Variable Rate Mortgage
Why choose a mortgage with a variable interest rate?
With a variable rate mortgage, the amount of your monthly payments is usually fixed, but fluctuations in the interest rate can reduce or extend your amortization period. Mortgages with a variable interest rate are subject to fluctuations in the national prime interest rate set by Wall Street.
The interest owing on your variable rate mortgage will dip if the prime rate dips, but it will rise if the prime rate rises. Generally, if interest rates go down, more of your monthly payment will be applied to the principal on your mortgage loan. If interest rates rise, your money will go more towards interest than the actual outstanding balance.
Advantages of a Variable Rate Mortgage
The key advantage of a variable rate mortgage is that it tends to be less expensive than a fixed rate mortgage, at least over the long term. Lenders offer better interest rates on variable rate mortgages with the same period and terms as a fixed rate mortgage loan for an identical amount of money. This is because of a finance principle known as the "yield curve."
The yield curve is used to describe the difference in interest rates charged over the life of a short-term loan versus a long-term loan. Generally speaking, the shorter the term of the loan, the lower its interest rate will be. This is because fixing interest rates over the long term is inherently riskier; after all, what if interest rates head skyward and the bank is locked into a lower rate?
Thus, a discounted variable rate mortgage reduces the degree of interest rate risk the lender must undertake. Because interest rates often remain relatively stable for extended periods of time, many borrowers end up paying less, on the whole, over the life of a variable rate mortgage. As the borrower, then, your chances of saving thousands of dollars over the course of your amortization period is offset by the risk of potentially rising interest rates.
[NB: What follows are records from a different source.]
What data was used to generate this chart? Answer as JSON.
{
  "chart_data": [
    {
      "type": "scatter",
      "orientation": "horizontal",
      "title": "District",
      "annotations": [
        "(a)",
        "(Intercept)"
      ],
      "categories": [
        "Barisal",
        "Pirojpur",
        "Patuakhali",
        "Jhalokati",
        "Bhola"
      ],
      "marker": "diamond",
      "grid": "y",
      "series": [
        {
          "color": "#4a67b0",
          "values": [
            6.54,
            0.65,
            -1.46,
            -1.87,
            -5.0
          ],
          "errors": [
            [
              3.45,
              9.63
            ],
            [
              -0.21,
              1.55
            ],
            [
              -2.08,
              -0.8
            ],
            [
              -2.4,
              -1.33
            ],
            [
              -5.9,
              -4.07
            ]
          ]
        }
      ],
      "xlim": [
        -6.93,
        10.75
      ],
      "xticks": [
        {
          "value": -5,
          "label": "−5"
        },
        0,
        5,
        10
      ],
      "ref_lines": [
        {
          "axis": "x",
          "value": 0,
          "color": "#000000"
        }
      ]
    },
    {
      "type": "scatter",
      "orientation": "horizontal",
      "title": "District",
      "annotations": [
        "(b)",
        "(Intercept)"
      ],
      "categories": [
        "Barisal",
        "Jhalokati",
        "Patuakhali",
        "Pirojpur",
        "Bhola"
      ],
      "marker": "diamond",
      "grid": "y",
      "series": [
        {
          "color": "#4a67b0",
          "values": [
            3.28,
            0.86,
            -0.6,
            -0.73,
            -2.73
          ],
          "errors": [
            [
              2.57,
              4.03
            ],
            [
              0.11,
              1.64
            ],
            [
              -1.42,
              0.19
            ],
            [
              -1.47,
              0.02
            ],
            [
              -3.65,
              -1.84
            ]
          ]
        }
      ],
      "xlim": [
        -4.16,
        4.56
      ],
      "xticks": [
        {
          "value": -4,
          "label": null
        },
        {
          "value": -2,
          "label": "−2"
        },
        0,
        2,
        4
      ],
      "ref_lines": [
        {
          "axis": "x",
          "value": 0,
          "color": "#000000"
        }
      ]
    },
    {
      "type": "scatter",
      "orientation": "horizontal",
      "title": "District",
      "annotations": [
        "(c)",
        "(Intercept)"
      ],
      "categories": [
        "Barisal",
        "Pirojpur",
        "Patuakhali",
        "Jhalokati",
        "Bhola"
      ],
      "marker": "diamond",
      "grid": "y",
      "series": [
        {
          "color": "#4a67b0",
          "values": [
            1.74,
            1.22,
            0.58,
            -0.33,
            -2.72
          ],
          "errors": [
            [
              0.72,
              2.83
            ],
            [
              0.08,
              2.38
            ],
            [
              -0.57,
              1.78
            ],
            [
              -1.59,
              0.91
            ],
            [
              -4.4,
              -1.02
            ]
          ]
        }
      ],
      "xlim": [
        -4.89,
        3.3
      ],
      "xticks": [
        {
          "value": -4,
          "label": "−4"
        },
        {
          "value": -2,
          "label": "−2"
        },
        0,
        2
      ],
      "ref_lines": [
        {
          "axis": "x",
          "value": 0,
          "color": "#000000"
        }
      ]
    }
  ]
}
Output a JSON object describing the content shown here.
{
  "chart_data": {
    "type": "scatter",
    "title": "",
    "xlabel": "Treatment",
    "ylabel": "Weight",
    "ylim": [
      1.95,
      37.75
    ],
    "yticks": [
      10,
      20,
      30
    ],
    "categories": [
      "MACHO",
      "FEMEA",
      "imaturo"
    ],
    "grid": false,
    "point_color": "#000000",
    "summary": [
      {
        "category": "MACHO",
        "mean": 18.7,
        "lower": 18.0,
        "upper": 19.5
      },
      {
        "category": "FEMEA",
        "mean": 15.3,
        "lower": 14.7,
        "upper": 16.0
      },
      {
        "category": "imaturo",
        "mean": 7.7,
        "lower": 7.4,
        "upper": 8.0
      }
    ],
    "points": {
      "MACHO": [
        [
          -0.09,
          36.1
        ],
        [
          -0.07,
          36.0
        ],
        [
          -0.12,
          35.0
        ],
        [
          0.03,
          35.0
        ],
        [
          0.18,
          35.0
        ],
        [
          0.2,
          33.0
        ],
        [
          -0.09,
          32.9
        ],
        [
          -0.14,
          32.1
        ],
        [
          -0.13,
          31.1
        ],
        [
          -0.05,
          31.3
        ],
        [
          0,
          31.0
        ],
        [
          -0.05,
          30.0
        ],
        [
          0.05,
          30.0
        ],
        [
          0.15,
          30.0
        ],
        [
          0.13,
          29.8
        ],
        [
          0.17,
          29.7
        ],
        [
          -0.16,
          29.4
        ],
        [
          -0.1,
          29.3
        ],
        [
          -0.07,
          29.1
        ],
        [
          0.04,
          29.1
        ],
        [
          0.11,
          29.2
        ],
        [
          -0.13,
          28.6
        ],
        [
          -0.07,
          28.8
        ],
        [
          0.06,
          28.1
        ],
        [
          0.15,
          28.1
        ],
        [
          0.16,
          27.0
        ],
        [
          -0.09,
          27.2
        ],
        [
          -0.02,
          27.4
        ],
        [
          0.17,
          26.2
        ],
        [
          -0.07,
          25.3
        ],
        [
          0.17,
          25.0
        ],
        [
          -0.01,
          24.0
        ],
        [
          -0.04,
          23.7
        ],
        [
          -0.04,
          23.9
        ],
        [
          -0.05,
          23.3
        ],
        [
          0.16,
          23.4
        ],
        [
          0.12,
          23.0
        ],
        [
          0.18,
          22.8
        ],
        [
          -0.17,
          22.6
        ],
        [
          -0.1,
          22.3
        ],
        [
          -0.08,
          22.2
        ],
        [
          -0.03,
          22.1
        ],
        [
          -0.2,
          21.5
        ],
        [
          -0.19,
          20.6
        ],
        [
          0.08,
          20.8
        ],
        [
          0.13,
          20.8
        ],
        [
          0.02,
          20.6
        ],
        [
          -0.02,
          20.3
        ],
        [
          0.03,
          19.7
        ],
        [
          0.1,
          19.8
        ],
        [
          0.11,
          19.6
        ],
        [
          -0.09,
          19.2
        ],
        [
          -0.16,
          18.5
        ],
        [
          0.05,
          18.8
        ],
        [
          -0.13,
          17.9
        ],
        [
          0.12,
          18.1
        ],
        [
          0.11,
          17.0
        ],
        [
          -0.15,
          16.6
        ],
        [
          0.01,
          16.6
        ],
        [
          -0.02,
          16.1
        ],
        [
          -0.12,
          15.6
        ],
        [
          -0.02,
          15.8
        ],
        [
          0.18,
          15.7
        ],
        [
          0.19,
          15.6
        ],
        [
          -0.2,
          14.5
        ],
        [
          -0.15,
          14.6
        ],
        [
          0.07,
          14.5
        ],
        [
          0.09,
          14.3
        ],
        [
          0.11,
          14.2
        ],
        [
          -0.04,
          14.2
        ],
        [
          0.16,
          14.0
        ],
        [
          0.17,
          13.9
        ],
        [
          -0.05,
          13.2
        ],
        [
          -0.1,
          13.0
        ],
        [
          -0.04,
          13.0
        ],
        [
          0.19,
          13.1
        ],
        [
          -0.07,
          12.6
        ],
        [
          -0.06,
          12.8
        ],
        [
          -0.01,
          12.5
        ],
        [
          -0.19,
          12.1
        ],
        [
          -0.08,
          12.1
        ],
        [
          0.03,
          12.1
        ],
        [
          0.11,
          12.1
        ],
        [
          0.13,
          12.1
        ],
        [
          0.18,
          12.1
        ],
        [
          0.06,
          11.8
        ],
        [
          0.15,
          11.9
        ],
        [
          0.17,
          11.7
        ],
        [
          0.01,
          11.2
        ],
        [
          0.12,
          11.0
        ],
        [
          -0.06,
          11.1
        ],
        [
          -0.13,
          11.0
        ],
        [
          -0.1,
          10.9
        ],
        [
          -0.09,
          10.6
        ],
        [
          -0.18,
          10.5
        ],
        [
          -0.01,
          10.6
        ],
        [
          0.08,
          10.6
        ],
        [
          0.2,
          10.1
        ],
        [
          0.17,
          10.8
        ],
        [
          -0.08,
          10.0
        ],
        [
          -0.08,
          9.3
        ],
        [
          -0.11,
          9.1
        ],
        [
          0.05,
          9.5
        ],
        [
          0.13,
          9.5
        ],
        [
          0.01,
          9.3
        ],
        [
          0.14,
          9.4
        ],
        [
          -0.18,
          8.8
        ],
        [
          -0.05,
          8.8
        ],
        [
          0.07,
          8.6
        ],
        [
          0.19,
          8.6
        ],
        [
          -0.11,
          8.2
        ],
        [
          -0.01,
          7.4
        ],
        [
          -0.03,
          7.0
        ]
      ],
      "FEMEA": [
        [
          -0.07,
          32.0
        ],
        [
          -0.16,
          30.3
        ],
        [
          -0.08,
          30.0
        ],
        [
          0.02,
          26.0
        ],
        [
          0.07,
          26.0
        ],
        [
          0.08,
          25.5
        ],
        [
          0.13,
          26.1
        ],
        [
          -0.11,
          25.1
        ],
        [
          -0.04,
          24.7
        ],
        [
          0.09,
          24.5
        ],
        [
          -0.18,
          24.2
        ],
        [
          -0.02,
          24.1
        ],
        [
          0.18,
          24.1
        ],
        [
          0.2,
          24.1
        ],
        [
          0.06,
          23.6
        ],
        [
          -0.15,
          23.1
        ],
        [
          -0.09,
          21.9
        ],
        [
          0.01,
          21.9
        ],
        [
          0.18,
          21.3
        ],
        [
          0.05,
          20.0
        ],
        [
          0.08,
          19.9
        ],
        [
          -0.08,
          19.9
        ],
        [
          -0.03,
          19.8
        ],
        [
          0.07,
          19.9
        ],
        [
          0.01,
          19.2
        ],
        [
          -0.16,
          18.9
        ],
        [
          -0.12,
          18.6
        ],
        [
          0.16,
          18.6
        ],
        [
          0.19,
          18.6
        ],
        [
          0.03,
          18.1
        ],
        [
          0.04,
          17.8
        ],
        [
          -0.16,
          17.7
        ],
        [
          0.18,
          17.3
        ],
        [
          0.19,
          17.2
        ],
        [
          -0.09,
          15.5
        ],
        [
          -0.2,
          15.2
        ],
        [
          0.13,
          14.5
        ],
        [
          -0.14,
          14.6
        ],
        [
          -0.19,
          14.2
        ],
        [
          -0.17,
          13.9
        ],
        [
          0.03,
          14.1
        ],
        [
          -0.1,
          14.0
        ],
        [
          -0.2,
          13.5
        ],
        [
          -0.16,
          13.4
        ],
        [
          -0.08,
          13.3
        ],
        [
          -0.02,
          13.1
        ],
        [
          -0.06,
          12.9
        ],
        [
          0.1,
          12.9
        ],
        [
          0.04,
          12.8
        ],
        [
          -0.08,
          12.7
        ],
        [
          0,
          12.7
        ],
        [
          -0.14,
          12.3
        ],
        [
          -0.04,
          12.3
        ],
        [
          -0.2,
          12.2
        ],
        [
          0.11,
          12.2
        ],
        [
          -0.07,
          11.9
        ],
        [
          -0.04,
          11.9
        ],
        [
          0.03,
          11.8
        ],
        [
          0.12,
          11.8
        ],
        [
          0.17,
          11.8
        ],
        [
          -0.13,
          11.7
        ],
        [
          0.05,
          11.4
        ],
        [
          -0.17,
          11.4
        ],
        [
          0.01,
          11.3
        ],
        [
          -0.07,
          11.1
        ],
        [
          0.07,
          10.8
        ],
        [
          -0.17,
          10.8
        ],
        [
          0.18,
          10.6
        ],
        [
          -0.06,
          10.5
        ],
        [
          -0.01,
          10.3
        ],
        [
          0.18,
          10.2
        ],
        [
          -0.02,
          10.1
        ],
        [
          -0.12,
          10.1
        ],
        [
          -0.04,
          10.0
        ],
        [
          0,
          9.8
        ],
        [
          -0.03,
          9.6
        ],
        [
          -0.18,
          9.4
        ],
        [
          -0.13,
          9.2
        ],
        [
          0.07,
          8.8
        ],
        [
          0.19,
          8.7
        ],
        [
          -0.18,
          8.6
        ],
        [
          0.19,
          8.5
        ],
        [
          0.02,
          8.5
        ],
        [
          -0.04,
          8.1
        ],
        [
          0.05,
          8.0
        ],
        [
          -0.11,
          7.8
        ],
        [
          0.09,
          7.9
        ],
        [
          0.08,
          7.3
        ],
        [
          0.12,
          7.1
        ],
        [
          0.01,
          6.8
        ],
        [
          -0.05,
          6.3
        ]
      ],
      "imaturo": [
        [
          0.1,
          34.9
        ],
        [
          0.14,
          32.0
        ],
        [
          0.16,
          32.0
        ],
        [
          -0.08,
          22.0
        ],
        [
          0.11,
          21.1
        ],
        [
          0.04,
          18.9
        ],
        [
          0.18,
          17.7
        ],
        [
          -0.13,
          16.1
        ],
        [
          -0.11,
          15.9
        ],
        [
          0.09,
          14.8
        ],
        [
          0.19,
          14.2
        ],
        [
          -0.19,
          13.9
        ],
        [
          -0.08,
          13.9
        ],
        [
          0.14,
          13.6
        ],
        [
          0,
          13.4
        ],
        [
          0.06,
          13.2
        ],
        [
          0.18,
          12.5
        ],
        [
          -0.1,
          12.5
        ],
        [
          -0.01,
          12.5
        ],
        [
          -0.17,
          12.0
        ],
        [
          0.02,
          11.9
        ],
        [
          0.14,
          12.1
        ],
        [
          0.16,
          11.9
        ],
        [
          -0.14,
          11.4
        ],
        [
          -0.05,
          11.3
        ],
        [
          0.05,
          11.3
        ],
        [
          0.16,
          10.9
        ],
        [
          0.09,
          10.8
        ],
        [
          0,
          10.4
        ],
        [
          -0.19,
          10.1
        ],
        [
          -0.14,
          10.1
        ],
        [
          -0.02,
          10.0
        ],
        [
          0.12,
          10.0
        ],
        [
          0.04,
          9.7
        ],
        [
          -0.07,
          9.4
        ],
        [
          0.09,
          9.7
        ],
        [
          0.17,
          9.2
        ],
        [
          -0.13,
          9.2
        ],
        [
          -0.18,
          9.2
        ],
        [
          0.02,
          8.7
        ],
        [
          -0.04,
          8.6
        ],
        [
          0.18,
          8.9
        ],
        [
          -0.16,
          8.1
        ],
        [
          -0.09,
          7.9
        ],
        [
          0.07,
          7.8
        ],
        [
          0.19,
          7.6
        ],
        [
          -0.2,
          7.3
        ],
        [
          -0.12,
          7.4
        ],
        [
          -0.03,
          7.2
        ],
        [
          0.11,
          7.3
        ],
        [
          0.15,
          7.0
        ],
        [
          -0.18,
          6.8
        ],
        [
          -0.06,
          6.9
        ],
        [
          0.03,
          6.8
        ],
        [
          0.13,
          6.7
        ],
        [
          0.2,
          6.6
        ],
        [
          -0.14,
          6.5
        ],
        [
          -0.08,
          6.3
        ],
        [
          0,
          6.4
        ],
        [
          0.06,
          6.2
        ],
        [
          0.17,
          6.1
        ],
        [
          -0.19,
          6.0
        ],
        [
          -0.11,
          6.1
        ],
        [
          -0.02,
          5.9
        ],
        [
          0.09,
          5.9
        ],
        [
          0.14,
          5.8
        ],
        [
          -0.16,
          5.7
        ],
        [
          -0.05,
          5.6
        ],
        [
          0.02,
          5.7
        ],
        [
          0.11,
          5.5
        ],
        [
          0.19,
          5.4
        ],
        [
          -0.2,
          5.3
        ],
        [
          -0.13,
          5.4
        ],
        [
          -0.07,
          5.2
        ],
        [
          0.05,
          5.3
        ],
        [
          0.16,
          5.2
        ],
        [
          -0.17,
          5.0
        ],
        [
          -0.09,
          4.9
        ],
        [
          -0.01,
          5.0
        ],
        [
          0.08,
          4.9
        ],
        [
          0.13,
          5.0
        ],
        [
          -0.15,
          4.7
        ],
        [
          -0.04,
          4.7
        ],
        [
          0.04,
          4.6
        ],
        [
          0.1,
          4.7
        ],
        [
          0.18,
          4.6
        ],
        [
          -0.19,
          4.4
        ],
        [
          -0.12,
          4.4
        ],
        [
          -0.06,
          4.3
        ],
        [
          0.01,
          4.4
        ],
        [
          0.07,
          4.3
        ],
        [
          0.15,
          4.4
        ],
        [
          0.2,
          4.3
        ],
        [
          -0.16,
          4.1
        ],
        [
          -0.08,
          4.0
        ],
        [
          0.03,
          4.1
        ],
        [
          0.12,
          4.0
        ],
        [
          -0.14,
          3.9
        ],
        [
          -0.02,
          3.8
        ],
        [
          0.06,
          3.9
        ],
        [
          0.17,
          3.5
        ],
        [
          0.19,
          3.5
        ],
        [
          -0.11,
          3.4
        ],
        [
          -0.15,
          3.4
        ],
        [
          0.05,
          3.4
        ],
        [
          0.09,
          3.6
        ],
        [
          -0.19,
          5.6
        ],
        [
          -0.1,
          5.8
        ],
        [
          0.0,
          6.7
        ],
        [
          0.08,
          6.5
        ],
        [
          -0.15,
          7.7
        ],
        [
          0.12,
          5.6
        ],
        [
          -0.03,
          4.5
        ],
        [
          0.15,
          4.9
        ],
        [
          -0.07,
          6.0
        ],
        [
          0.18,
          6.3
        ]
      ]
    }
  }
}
Variable rate mortgages are safest when interest rates are relatively high and expected to drop.
Disadvantages of a Variable Rate Mortgage
While your monthly payments won't fluctuate with a variable rate mortgage, an unexpected rise in interest rates can cost you thousands, or even tens of thousands, of dollars. Thus, variable rate mortgages can make long-term financial planning trickier because you never quite know when your mortgage will be paid off. A variable rate mortgage calculator is a valuable tool to help your planning, but the bottom line is that nothing will ever be 100 percent certain with a variable rate mortgage.
If you're prone to financial worry, or if you're in a tenuous financial situation, you might prefer the security of a fixed rate mortgage. However, if you have a moderate degree of risk tolerance and the potential of saving money appeals to you, a variable rate mortgage is a solid option.